Prevention is the key

The vast majority of illicit activity and fraud committed across the Internet could be averted or at least curtailed, if destination ISP and payment intermediaries implemented effective processes for monitoring and controlling access to and use of their networks. Denning (1999) expresses that, “even if an offensive operation is not prevented, monitoring might detect it while it is in progress, allowing the possibility of aborting it before any serious damage is done and enabling a timely response[1].


Bitcoin will simplify this. This was the killer app, so to say, in Bitcoin: sound money that does not leave the merchant or user out of pocket. Unlike Visa and MasterCard, it is just like spending cash, and there is nothing to fear when it comes to a transaction over the Internet using Bitcoin. Cards are simple to copy and replay. Bitcoin is not. More, with the ability of a merchant and user to add escrow contracts, a user and the merchant are safe.

A merchant knows they will be paid, and the user can also ensure they are going to receive their goods. If a single 2-of-3 contract is used, a user can have a payment locked to a merchant that is released only when the goods are delivered. If the delivery is lost, the escrow comes into play based on what was negotiated in the contract.

As is being noted above, there are a wide variety of commonly accepted practices, standards, and means of ensuring that systems are secured. Many of the current economic arguments used by Internet intermediaries are short-sighted, to say the best. The growing awareness of remedies that may be attained through litigation coupled with greater calls for corporate responsibility[2] have placed an ever growing burden on organisations that fail to implement a culture of strong corporate governance. In the short term the economic effects of implementing sound monitoring and security controls may seem high, but when compared to the increasing volume of litigation that is starting to incorporate Internet intermediaries, the option of not securing a system and implementing monitoring begins to pale.

So, a system that has none of these flaws is ready for wide adoption.

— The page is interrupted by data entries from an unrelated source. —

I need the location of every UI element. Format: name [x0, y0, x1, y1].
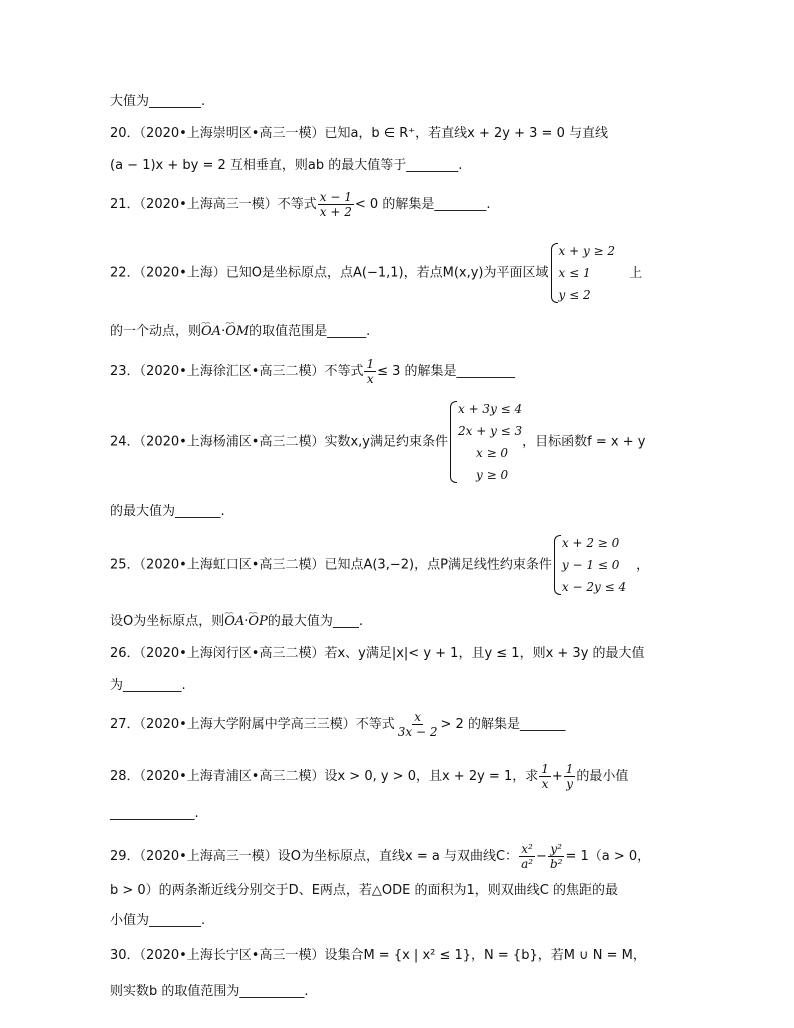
question-21 [110, 190, 490, 219]
q24-constraint: y ≥ 0 [475, 468, 509, 482]
question-29 [110, 842, 650, 871]
q25-constraint: x + 2 ≥ 0 [561, 536, 620, 550]
vector-op: ⌢⌢ OP [248, 613, 267, 631]
q22-constraint: x + y ≥ 2 [558, 244, 616, 258]
q22-text: 22．（2020•上海）已知O是坐标原点，点A(−1,1)，若点M(x,y)为平面区域 [110, 265, 549, 281]
q28-numerator: 1 [541, 762, 549, 776]
q25-line2-suffix: 的最大值为____. [267, 614, 363, 629]
question-24 [110, 398, 645, 486]
question-20-line-1: 20．（2020•上海崇明区•高三一模）已知a，b ∈ R⁺，若直线x + 2y + 3 = 0 与直线 [110, 126, 608, 141]
question-28-line-2: _____________. [110, 806, 199, 821]
plus-operator: + [551, 769, 563, 784]
q21-suffix: < 0 的解集是________. [354, 197, 491, 212]
q29-numerator: x² [521, 842, 533, 856]
q23-numerator: 1 [366, 357, 375, 371]
q24-constraint: x + 3y ≤ 4 [457, 402, 523, 416]
q25-text: 25．（2020•上海虹口区•高三二模）已知点A(3,−2)，点P满足线性约束条件 [110, 557, 552, 573]
question-22-line-2 [110, 323, 370, 341]
q24-text: 24．（2020•上海杨浦区•高三二模）实数x,y满足约束条件 [110, 434, 448, 450]
q21-numerator: x − 1 [319, 190, 352, 204]
q28-denominator: y [566, 777, 573, 791]
question-29-line-3: 小值为________. [110, 913, 206, 928]
q22-constraint: y ≤ 2 [558, 288, 591, 302]
q21-text: 21．（2020•上海高三一模）不等式 [110, 197, 317, 212]
vector-om: ⌢⌢ OM [225, 323, 249, 341]
question-24-line-2: 的最大值为_______. [110, 504, 225, 519]
q25-constraint: x − 2y ≤ 4 [561, 580, 627, 594]
dot-operator: · [244, 614, 249, 629]
q25-line2-text: 设O为坐标原点，则 [110, 614, 225, 629]
question-23 [110, 357, 515, 386]
q24-suffix: ，目标函数f = x + y [522, 434, 646, 450]
q23-suffix: ≤ 3 的解集是_________ [377, 364, 516, 379]
question-26-line-2: 为_________. [110, 678, 186, 693]
q28-suffix: 的最小值 [576, 769, 629, 784]
q28-fraction-2 [564, 762, 576, 791]
q23-denominator: x [366, 372, 374, 386]
q28-denominator: x [541, 777, 549, 791]
q21-fraction [318, 190, 354, 219]
question-30-line-1: 30．（2020•上海长宁区•高三一模）设集合M = {x | x² ≤ 1}，N = {b}，若M ∪ N = M， [110, 948, 646, 963]
question-22 [110, 240, 642, 306]
q24-constraint: 2x + y ≤ 3 [457, 424, 523, 438]
question-19-tail: 大值为________. [110, 94, 206, 109]
q27-text: 27．（2020•上海大学附属中学高三三模）不等式 [110, 717, 395, 732]
question-28 [110, 762, 628, 791]
question-29-line-2: b > 0）的两条渐近线分别交于D、E两点，若△ODE 的面积为1，则双曲线C 的焦距的最 [110, 883, 618, 898]
q22-line2-suffix: 的取值范围是______. [249, 324, 371, 339]
q25-suffix: ， [636, 557, 650, 573]
q23-fraction [364, 357, 376, 386]
q28-text: 28．（2020•上海青浦区•高三二模）设x > 0, y > 0，且x + 2y = 1，求 [110, 769, 539, 784]
q29-denominator: a² [521, 857, 534, 871]
minus-operator: − [536, 849, 547, 864]
q28-fraction-1 [539, 762, 551, 791]
q22-line2-text: 的一个动点，则 [110, 324, 202, 339]
q29-fraction-1 [519, 842, 535, 871]
q29-denominator: b² [549, 857, 563, 871]
q27-suffix: > 2 的解集是_______ [440, 717, 566, 732]
q25-constraint-system [552, 532, 626, 598]
q22-suffix: 上 [629, 265, 643, 281]
q22-constraint: x ≤ 1 [558, 266, 591, 280]
q27-numerator: x [414, 710, 422, 724]
q28-numerator: 1 [565, 762, 574, 776]
question-20-line-2: (a − 1)x + by = 2 互相垂直，则ab 的最大值等于________. [110, 158, 463, 173]
q21-denominator: x + 2 [319, 205, 352, 219]
question-25-line-2 [110, 613, 363, 631]
question-26-line-1: 26．（2020•上海闵行区•高三二模）若x、y满足|x|< y + 1，且y ≤ 1，则x + 3y 的最大值 [110, 646, 645, 661]
q29-fraction-2 [548, 842, 565, 871]
q27-denominator: 3x − 2 [397, 725, 438, 739]
question-25 [110, 532, 649, 598]
q23-text: 23．（2020•上海徐汇区•高三二模）不等式 [110, 364, 364, 379]
q24-constraint: x ≥ 0 [475, 446, 509, 460]
q29-numerator: y² [550, 842, 562, 856]
question-30-line-2: 则实数b 的取值范围为__________. [110, 984, 309, 999]
q29-text: 29．（2020•上海高三一模）设O为坐标原点，直线x = a 与双曲线C： [110, 849, 519, 864]
q25-constraint: y − 1 ≤ 0 [561, 558, 620, 572]
q24-constraint-system [448, 398, 522, 486]
question-27 [110, 710, 565, 739]
q22-constraint-system [549, 240, 616, 306]
q27-fraction [396, 710, 440, 739]
vector-oa: ⌢⌢ OA [224, 613, 244, 631]
vector-oa: ⌢⌢ OA [201, 323, 221, 341]
q29-suffix: = 1（a > 0， [565, 849, 651, 864]
dot-operator: · [221, 324, 226, 339]
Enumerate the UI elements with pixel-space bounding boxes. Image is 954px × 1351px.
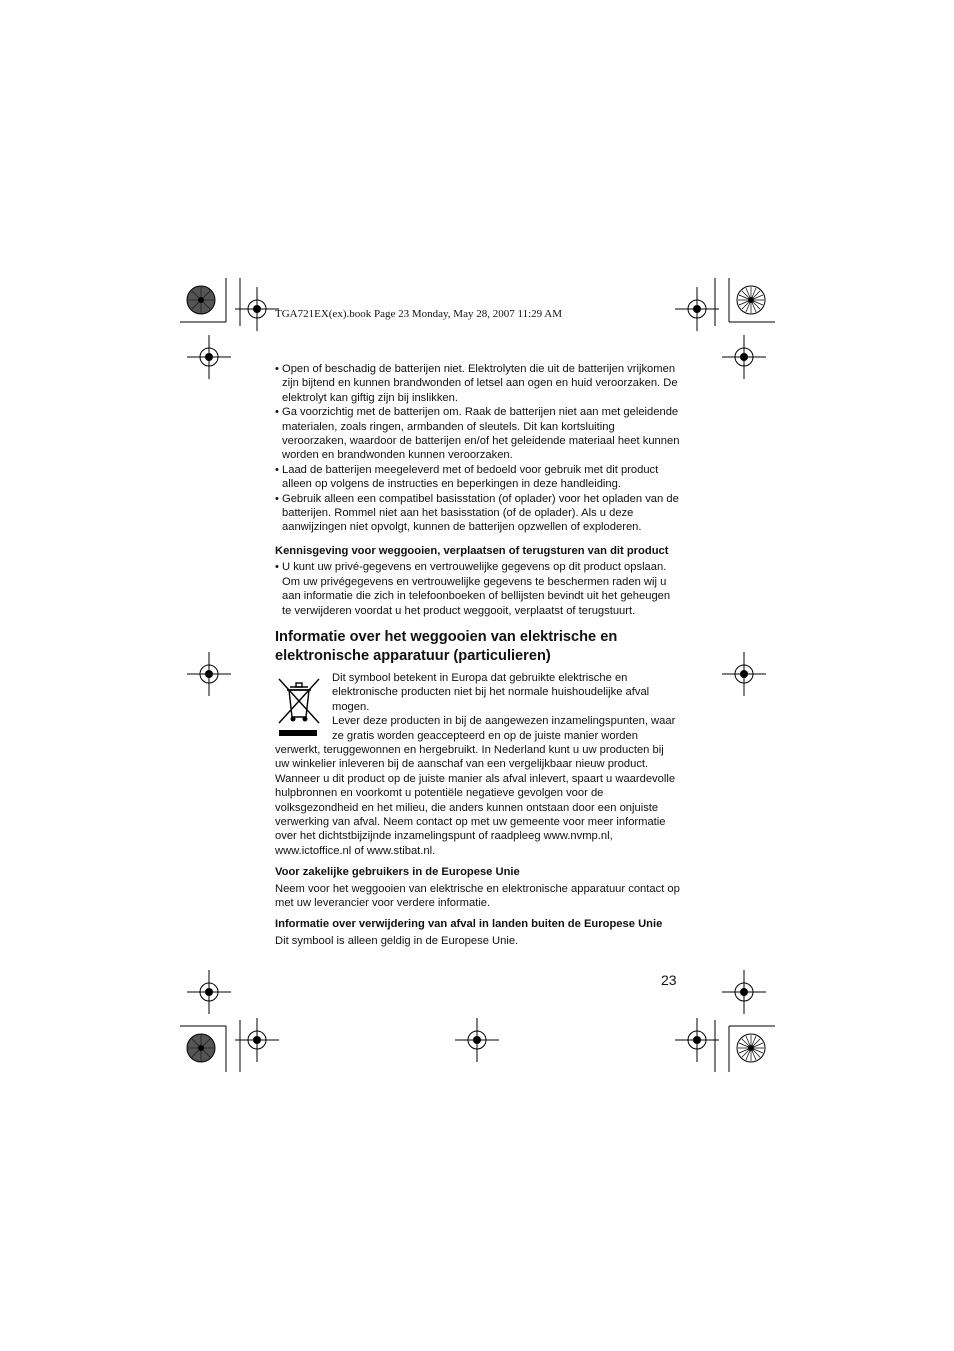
battery-bullet-4 — [275, 492, 680, 535]
bullet-text: U kunt uw privé-gegevens en vertrouwelijke gegevens op dit product opslaan. Om uw privégegevens en vertrouwelijke gegevens te beschermen raden wij u aan informatie die zich in telefoonboeken of bellijsten bevindt uit het geheugen te verwijderen voordat u het product weggooit, verplaatst of terugstuurt. — [282, 561, 671, 617]
notice-heading: Kennisgeving voor weggooien, verplaatsen of terugsturen van dit product — [275, 544, 669, 557]
outside-eu-heading: Informatie over verwijdering van afval in landen buiten de Europese Unie — [275, 918, 663, 931]
bullet-text: Open of beschadig de batterijen niet. Elektrolyten die uit de batterijen vrijkomen zijn bijtend en kunnen brandwonden of letsel aan ogen en huid veroorzaken. De elektrolyt kan giftig zijn bij inslikken. — [282, 363, 678, 404]
disposal-paragraph-1: Dit symbool betekent in Europa dat gebruikte elektrische en elektronische producten niet bij het normale huishoudelijke afval mogen. — [332, 671, 650, 713]
outside-eu-text: Dit symbool is alleen geldig in de Europese Unie. — [275, 934, 519, 947]
business-heading: Voor zakelijke gebruikers in de Europese Unie — [275, 866, 520, 879]
bullet-marker: • — [275, 363, 279, 375]
battery-bullet-3 — [275, 463, 680, 492]
bullet-text: Ga voorzichtig met de batterijen om. Raak de batterijen niet aan met geleidende materialen, zoals ringen, armbanden of sleutels. Dit kan kortsluiting veroorzaken, waardoor de batterijen en/of het geleidende materiaal heet kunnen worden en brandwonden kunnen veroorzaken. — [282, 406, 680, 462]
disposal-section — [275, 671, 680, 858]
battery-bullet-1 — [275, 362, 680, 405]
bullet-marker: • — [275, 492, 279, 505]
book-info-header: TGA721EX(ex).book Page 23 Monday, May 28, 2007 11:29 AM — [275, 308, 562, 320]
notice-bullet — [275, 560, 680, 618]
disposal-paragraph-2: Lever deze producten in bij de aangewezen inzamelingspunten, waar ze gratis worden geaccepteerd en op de juiste manier worden verwerkt, teruggewonnen en hergebruikt. In Nederland kunt u uw producten bij uw winkelier inleveren bij de aanschaf van een vergelijkbaar nieuw product. Wanneer u dit product op de juiste manier als afval inlevert, spaart u waardevolle hulpbronnen en voorkomt u potentiële negatieve gevolgen voor de volksgezondheid en het milieu, die anders kunnen ontstaan door een onjuiste verwerking van afval. Neem contact op met uw gemeente voor meer informatie over het dichtstbijzijnde inzamelingspunt of raadpleeg www.nvmp.nl, www.ictoffice.nl of www.stibat.nl. — [275, 715, 676, 857]
bullet-marker: • — [275, 561, 279, 574]
disposal-heading: Informatie over het weggooien van elektrische en elektronische apparatuur (particulieren) — [275, 628, 618, 664]
battery-bullet-2 — [275, 405, 680, 463]
bullet-text: Gebruik alleen een compatibel basisstation (of oplader) voor het opladen van de batterijen. Rommel niet aan het basisstation (of de oplader). Als u deze aanwijzingen niet opvolgt, kunnen de batterijen opzwellen of exploderen. — [282, 492, 679, 534]
business-text: Neem voor het weggooien van elektrische en elektronische apparatuur contact op met uw leverancier voor verdere informatie. — [275, 882, 680, 909]
bullet-text: Laad de batterijen meegeleverd met of bedoeld voor gebruik met dit product alleen op volgens de instructies en beperkingen in deze handleiding. — [282, 463, 659, 491]
bullet-marker: • — [275, 406, 279, 419]
page-content — [275, 362, 680, 948]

The introduction of contractual fines through the PCI-DSS[3] will certainly curb the economic argument against enforcing controls at an Internet intermediary. With Visa and MasterCard set to issue fines of $25,000 (US) per day for non-compliant organisations, the cost of implementing monitoring controls starts to become insignificant, at least where payment systems are concerned. The added benefit of meeting corporate-governance requirements and being able to argue that the organisation has provided at least a minimum due care implementation for its systems will also provide an added defence when facing certain tortuous claims. When the potential stipulations being sought through the “Creative Britain” strategy are added to this equation, the need for organisations, particularly Internet intermediaries, to implement secure systems and monitoring becomes essential.

Yet, all of this increases the costs to the consumer.

Opening Bitcoin as the solution is what it was designed to be.


[1] Dorothy E. Denning, Information Warfare and Security, ACM Press, New York, 1999

[2] See for instance Hazen (1977); Gagnon, Macklin & Simons (2003) and Slawotsky (2005).